Tuesday, 7 May 2013

Xi a ‘predator of freedom of information’


To mark World Press Freedom Day on May 3, Reporters Without Borders produced this map showing press freedom – or the lack of it – around the world. White marks the gold standard of free press, while black is the countries where journalists are at greatest peril.
To mark World Press Freedom Day on May 3, Reporters Without Borders produced this map showing press freedom – or the lack of it – around the world. White marks the gold standard of free press, while black is the countries where journalists are at greatest peril.
DHARAMSHALA, May 4: China’s new president, Xi Jinping has been named as a “predator of freedom of information” by the global press freedom group, Reporters Without Borders.

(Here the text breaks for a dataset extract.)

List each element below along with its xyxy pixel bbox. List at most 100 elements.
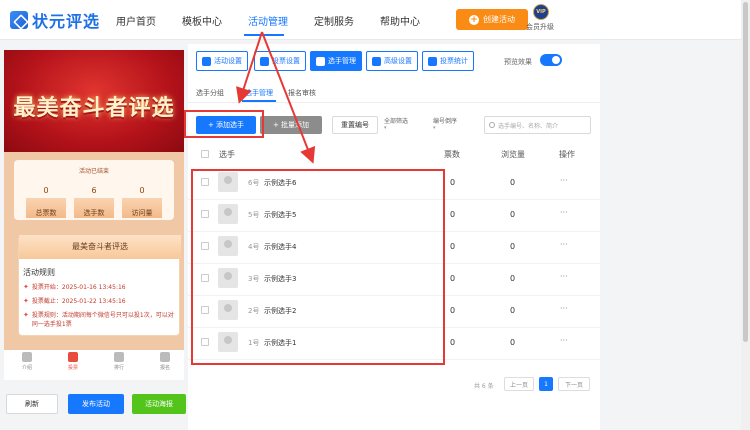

Coinciding with World Press Freedom Day, May 3, the group released its updated list of 39 Predators of Freedom of Information, which include presidents, politicians, religious leaders, militias, and criminal organisations that censor, imprison, kidnap, torture and kill journalists and other news providers.

“These predators of freedom of information are responsible for the worst abuses against the news media and journalists,” Reporters Without Borders secretary-general Christophe Deloire said in a statement.

“They are becoming more and more effective. In 2012, the level of violence against news providers was unprecedented and a record number of journalists were killed. World Press Freedom Day, which was established on the initiative of Reporters Without Borders, must be used to pay tribute to all journalists, professional and amateur, who have paid for their commitment with their lives, their physical integrity or their freedom, and to denounce the impunity enjoyed by these predators.”

Xi makes it to the notorious list along with five new “predators” including the Jihadi group Jabhat Al-Nosra from Syria, members and supporters of Egypt’s Muslim Brotherhood, Pakistan’s Baloch armed groups, and Maldives’ religious extremists.

“A predator goes and is replaced by another. It is no surprise that Xi Jinping has taken former Chinese President Hu Jintao’s place as predator. The change of person has not in any way affected the repressive system developed by China’s Communist Party,” RWF said in its statement.

Also coinciding with the 20th observance of World Press Freedom Day, renowned author Salman Rushdie joined other writers including exiled Chinese author Yu Jie in appealing to China to live up to its own constitution and laws guaranteeing freedom of expression, and calling on the public to put pressure on governments that crack down on writers.

The writers were on a PEN International panel Friday in New York, highlighting a report on trends of the last five years in China's crackdown on free expression.

"These regimes do not like being highlighted," Rushdie, the Booker Prize winning author said while noting that when PEN focuses on a writer who has been imprisoned, 90 percent of them are freed within six months.

Other writers who signed onto the appeal included Mario Vargas Llosa, J.M. Coetzee, Marjane Satrapi, Wole Soyinka, Nadine Gordimer, Andrei Bitov and Tomas Transtromer.